# Band Saw Kick again



## John J (Dec 29, 2007)

I got a wood working band saw from HF.

I got a 90 VDC 1/2 horse motor.

I got a speed control.

If I put a metal cutting blade on this thing how do I know if the blade is turning too slow?


----------



## Greg Elmassian (Jan 3, 2008)

It won't cut anything? 

Seriously, I've used the big power hack saws, the ones where the metal is held in place and the frame with the blade comes down hydraulically on the work and the blade is like a band saw. 

They have coolant pumps and the blade goes nice and slow. 

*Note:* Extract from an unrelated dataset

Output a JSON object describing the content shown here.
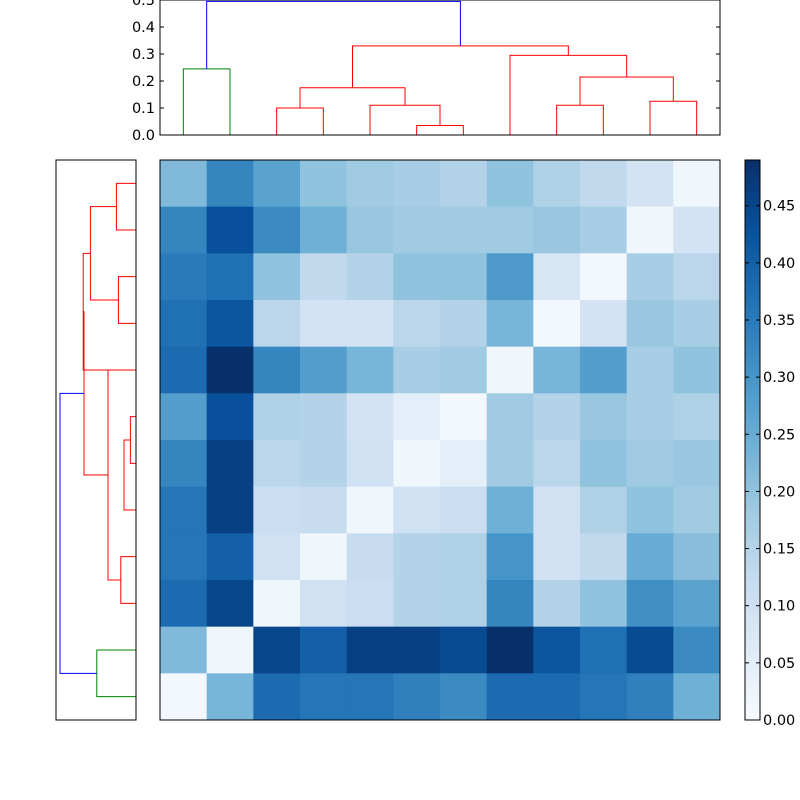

I think the only too slow part would be if it took hours to cut through. 

Regards, Greg


----------



## hawkeye2 (Jan 6, 2008)

Generaly woodworking band saws are of light construction compared to metal cutting saws so you need to keep your feed rate down, don't push hard, let the blade do the work. Don't let the blade or work piece get hot as that will shorten blade life. There are charts to help determine the feed rate and blade speed for specific materials however you are probably feeding by hand and have no way to determine blade speed so it will be a seat of the pants thing and experience will tell you what pressure and speed to use. Buy quality blades and try to find a lubricant at some place like McMaster-Carr. The ones I'm thinking of come in cardboard tubes and have a wax-like consistency. Water soluble oils and other liquid lubes are great but messy and your wood bandsaw probably isn't sealed and insulated enough to allow their use. Blades aren't cheap and its unlikely you will have a large selection hanging on the wall so remember it's better to have too fine a blade (too many teeth per inch) than one that is too coarse. Keep your fingers well clear of the blade, it looks harmless as it slowly cuts the material but I have scars on my fingers to prove otherwise.


----------



## xo18thfa (Jan 2, 2008)

Ideally the speed to cut steel on a bandsaw is about 100 feet per minute. Brass is about 300. Just run it as slow as you can, you should be OK. As Hawkeye said, use a good blade. Bi metal is better, but pricey. Maybe 16 teeth per inch or 18. McMaster Carr can probably make a custom length if you need it. Feed slow


----------